LXD clustering lets you get a unified view of multiple LXD nodes, effectively turning them into one big LXD host.

The database is replicated and HA so that restarting a node will not interrupt the LXD API, you can still list containers, reconfigure them, spawn new ones, …

But anything that’s directly stored on the node that’s gone away cannot be reached until it’s back online. The remaining nodes don’t have a copy of the container’s data so can’t move and restart it.

The exception to this is if you’re using CEPH as your storage backend, in that case, since your storage is over the network and not tied to any of the nodes, you will be able to move a container from one node to another and restart it there even when the source node has gone offline.

Thanks Stephane for the response, very helpful. Are they any primers on how to setup CEPH as the backend storage? Thanks.

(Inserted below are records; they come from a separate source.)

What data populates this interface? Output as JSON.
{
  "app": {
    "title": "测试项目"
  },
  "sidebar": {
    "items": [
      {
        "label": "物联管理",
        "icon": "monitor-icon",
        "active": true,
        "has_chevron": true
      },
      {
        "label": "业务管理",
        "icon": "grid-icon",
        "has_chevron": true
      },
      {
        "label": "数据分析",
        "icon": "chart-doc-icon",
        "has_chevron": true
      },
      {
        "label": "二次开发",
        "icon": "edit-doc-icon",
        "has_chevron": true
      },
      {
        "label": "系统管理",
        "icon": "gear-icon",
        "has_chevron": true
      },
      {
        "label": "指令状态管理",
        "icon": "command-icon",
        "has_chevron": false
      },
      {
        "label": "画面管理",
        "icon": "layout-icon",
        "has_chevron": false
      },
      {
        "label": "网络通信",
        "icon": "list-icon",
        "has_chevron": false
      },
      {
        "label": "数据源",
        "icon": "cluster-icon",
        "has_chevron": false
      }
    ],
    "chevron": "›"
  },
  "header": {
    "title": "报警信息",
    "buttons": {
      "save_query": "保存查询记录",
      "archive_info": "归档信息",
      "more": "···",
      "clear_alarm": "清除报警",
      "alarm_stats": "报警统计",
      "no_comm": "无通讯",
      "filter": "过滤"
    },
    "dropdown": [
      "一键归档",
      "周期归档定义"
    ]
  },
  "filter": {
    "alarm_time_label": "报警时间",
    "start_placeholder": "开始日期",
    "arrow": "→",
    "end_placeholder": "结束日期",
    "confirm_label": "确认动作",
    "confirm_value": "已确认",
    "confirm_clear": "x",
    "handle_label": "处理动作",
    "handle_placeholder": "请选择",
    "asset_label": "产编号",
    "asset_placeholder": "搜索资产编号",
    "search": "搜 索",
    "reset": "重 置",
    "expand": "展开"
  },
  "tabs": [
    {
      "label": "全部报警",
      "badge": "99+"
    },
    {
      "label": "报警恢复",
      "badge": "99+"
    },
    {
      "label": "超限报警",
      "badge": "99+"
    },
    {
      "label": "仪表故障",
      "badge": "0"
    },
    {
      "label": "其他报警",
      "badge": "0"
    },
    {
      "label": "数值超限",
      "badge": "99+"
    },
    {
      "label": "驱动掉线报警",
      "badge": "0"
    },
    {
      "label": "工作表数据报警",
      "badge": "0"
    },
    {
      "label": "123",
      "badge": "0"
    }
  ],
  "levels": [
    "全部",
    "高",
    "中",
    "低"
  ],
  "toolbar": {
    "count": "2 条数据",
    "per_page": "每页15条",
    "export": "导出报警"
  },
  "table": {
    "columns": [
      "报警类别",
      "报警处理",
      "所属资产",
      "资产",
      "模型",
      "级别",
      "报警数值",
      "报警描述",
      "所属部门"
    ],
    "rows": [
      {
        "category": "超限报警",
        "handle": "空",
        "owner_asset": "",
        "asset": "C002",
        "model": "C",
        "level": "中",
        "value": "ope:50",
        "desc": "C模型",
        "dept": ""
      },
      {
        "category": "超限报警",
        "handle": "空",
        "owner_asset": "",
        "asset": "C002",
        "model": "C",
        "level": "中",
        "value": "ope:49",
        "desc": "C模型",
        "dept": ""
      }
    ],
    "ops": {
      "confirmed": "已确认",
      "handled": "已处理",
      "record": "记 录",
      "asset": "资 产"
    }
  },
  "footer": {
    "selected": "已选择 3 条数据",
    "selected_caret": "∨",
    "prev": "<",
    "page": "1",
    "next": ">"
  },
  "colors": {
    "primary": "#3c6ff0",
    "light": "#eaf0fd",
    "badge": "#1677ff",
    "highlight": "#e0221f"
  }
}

First you need a working CEPH cluster which can be a bit of a challenge on itself.
Then make sure all your nodes have working CEPH credentials and config in /etc/ceph.

After that, lxc storage create <pool name> ceph should work assuming the default CEPH cluster name. There are additional properties to specify alternate clusters and PG configurations.

Looking through the storage options in the cluster init and CEPH is not listed, only BTRFS, ZFS, DIR. CEPH is only listed as an option when not doing a LXD cluster. Is there a way around this?

lxd init when setting up a cluster will ask for local storage and then remote storage, CEPH falls in the latter category.

Oh yes, found it. Configured a 3 node cluster using remote storage on CEPH. However, when I stop node 1, where the cluster was initialized and remote storage configured, I loose access to the storage from node 2 and 3. When I issue any of the lxc commands on 2 or 3, I get Error: disk I/O error. How do I configure nodes 2 and 3 to survive on CEPH without node 1? With the cluster intact and healthy, I do have a running container on each node. Your help is very much appreciated.

Chad

Nevermind, found the issue. This is working great!

You might want to share the solution so others with a similar problem won’t run into a dead end. :wink:

Hi,
Can you please post your procedure for others users in the same situation ?

Hi,
Can you please post your procedure for others users in the same situation ?

How to setup CEPH as the backend storage !!

I think you need at least 3 servers to get HA going???